Once the PC uses therianthropy he or she cannot do so again until after all twelve minutes have passed.
When using a battlemat, a character cannot move the turn he or she uses therianthropy. Therianthropy happens during the "reach effects" timing of resolving the turn.
Note that a user of therianthropy is either in his or her natural humanoid form or in the form of an animal; there is no possible "halfway" form of a bipedal monster as seen in traditional werewolf movies. The change is physical, not illusionary.

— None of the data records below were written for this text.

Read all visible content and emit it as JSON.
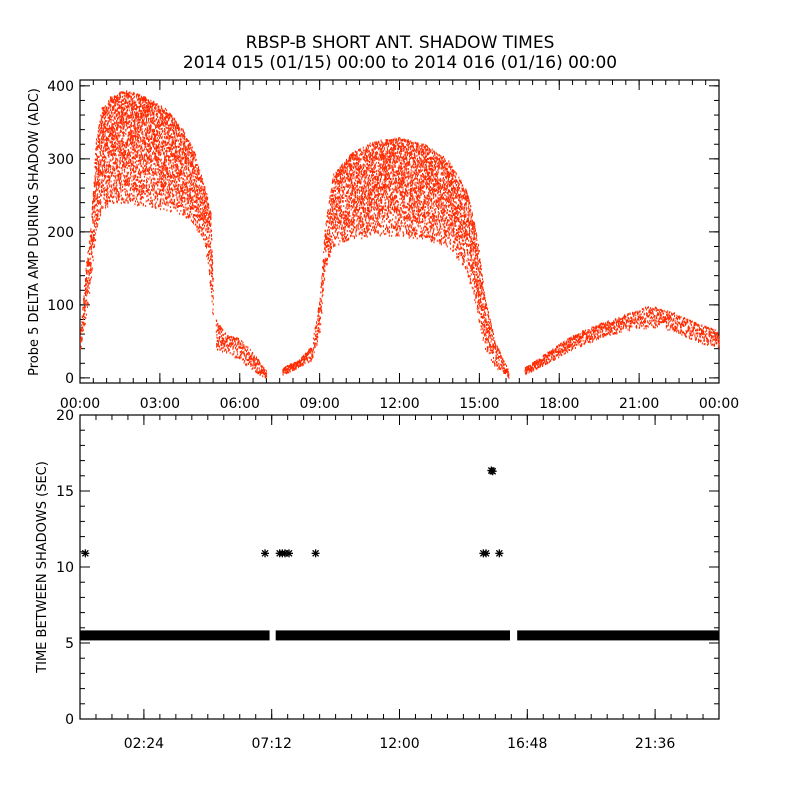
{
  "chart_data": [
    {
      "type": "scatter",
      "title": "RBSP-B SHORT ANT. SHADOW TIMES",
      "subtitle": "2014 015 (01/15) 00:00 to 2014 016 (01/16) 00:00",
      "xlabel": "",
      "ylabel": "Probe 5 DELTA AMP DURING SHADOW (ADC)",
      "x_unit": "hours",
      "xlim": [
        0,
        24
      ],
      "ylim": [
        -7,
        408
      ],
      "x_ticks": [
        0,
        3,
        6,
        9,
        12,
        15,
        18,
        21,
        24
      ],
      "x_tick_labels": [
        "00:00",
        "03:00",
        "06:00",
        "09:00",
        "12:00",
        "15:00",
        "18:00",
        "21:00",
        "00:00"
      ],
      "y_ticks": [
        0,
        100,
        200,
        300,
        400
      ],
      "y_tick_labels": [
        "0",
        "100",
        "200",
        "300",
        "400"
      ],
      "color": "#ff2a00",
      "grid": false,
      "envelope_note": "dense point cloud; each row = [hour, low, high]",
      "series": [
        {
          "name": "segment-1",
          "envelope": [
            [
              0.0,
              30,
              60
            ],
            [
              0.2,
              80,
              150
            ],
            [
              0.4,
              130,
              210
            ],
            [
              0.6,
              200,
              330
            ],
            [
              0.8,
              230,
              370
            ],
            [
              1.2,
              240,
              390
            ],
            [
              1.8,
              240,
              395
            ],
            [
              2.5,
              235,
              385
            ],
            [
              3.2,
              230,
              370
            ],
            [
              3.8,
              225,
              345
            ],
            [
              4.3,
              210,
              310
            ],
            [
              4.7,
              180,
              260
            ],
            [
              4.9,
              120,
              230
            ],
            [
              5.0,
              70,
              130
            ]
          ]
        },
        {
          "name": "segment-2",
          "envelope": [
            [
              5.1,
              40,
              80
            ],
            [
              5.5,
              35,
              60
            ],
            [
              6.0,
              25,
              55
            ],
            [
              6.5,
              10,
              35
            ],
            [
              7.0,
              0,
              10
            ]
          ]
        },
        {
          "name": "segment-3",
          "envelope": [
            [
              7.6,
              5,
              15
            ],
            [
              8.2,
              15,
              25
            ],
            [
              8.7,
              25,
              45
            ],
            [
              9.0,
              60,
              110
            ],
            [
              9.2,
              150,
              210
            ],
            [
              9.5,
              180,
              280
            ],
            [
              10.2,
              190,
              310
            ],
            [
              11.0,
              195,
              325
            ],
            [
              12.0,
              195,
              330
            ],
            [
              13.0,
              190,
              320
            ],
            [
              13.8,
              180,
              300
            ],
            [
              14.5,
              150,
              260
            ],
            [
              14.9,
              90,
              200
            ],
            [
              15.2,
              40,
              110
            ],
            [
              15.6,
              15,
              50
            ],
            [
              16.1,
              0,
              10
            ]
          ]
        },
        {
          "name": "segment-4",
          "envelope": [
            [
              16.7,
              5,
              15
            ],
            [
              17.5,
              20,
              35
            ],
            [
              18.5,
              40,
              60
            ],
            [
              19.5,
              55,
              75
            ],
            [
              20.5,
              65,
              88
            ],
            [
              21.4,
              70,
              100
            ],
            [
              22.3,
              65,
              90
            ],
            [
              23.2,
              50,
              75
            ],
            [
              24.0,
              40,
              65
            ]
          ]
        }
      ]
    },
    {
      "type": "scatter",
      "ylabel": "TIME BETWEEN SHADOWS (SEC)",
      "x_unit": "hours",
      "xlim": [
        0,
        24
      ],
      "ylim": [
        0,
        20
      ],
      "x_ticks": [
        2.4,
        7.2,
        12,
        16.8,
        21.6
      ],
      "x_tick_labels": [
        "02:24",
        "07:12",
        "12:00",
        "16:48",
        "21:36"
      ],
      "y_ticks": [
        0,
        5,
        10,
        15,
        20
      ],
      "y_tick_labels": [
        "0",
        "5",
        "10",
        "15",
        "20"
      ],
      "marker": "asterisk",
      "color": "#000000",
      "band_value": 5.5,
      "band_ranges": [
        [
          0.0,
          7.12
        ],
        [
          7.35,
          16.15
        ],
        [
          16.42,
          24.0
        ]
      ],
      "points": [
        [
          0.2,
          10.9
        ],
        [
          6.95,
          10.9
        ],
        [
          7.5,
          10.9
        ],
        [
          7.6,
          10.9
        ],
        [
          7.7,
          10.9
        ],
        [
          7.85,
          10.9
        ],
        [
          8.85,
          10.9
        ],
        [
          15.15,
          10.9
        ],
        [
          15.25,
          10.9
        ],
        [
          15.75,
          10.9
        ],
        [
          15.45,
          16.35
        ],
        [
          15.5,
          16.3
        ]
      ]
    }
  ]
}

The rules are purposefully vague about whether a user of therianthropy uses his or her normal skills or a new set of skills derived from the copied animal. It is simplest to keep the character's skill unchanged. However, if both GM and Player agree it can be sensible for some skills to change because of the new shape. For example, a weak person who adopts the form of a large bear could reasonably have increased Wrestle/Disarm skill and talent ratings.
Therianthropy costs no coins, creates no items, and does not follow the rules for special item costs.
Semblancy is the ability to change form to exactly resemble a touched humanoid. Semblancy only allows adopting forms of equal or lesser mass than the user's natural state.
Using semblancy drains the touched humanoid's energy: the humanoid becomes extremely fatigued and collapses, unconscious. A victim of semblancy will sleep for several hours before waking (unless woken earlier using alchemy or other magic).
Skill raing in semblancy measures:
A user of semblancy must pick the same number for the hours/days of the effect. Moreover, using semblancy requires draining the magical power from a touched magic item (an item made with alchemy, tempering, musing, fortunoisty, or chronistry) worth at least ten times that number. All the item's magical power is permanently lost.
As with therianthropy, semblancy is an actual physical change (not an illusion) that does not affect clothing and does not give the impersonator the habits, memories, or skills of the copied humanoid. If someone using semblancy is killed, the corpse reverts to its natural form. Semblancy is not ended by falling unconscious or asleep.
When using a battlemat, a character can use Semblancy while moving two map squares. Semblancy happens during the "reach effects" timing of resolving the turn. Simply touching an opponent is easier than wounding the opponent: the target does not benefit defensively from any equipment or group bonuses that turn, and perhaps the touch attack also receives a situational advantage.
Note that semblancy is almost the opposite of therianthropy. Users of therianthropy give up their own energy to copy the form of an animal. Users of semblancy take somoene else's energy to copy their form.
Semblancy does cost wealth, but creates no items and does not follow the rules for special item costs.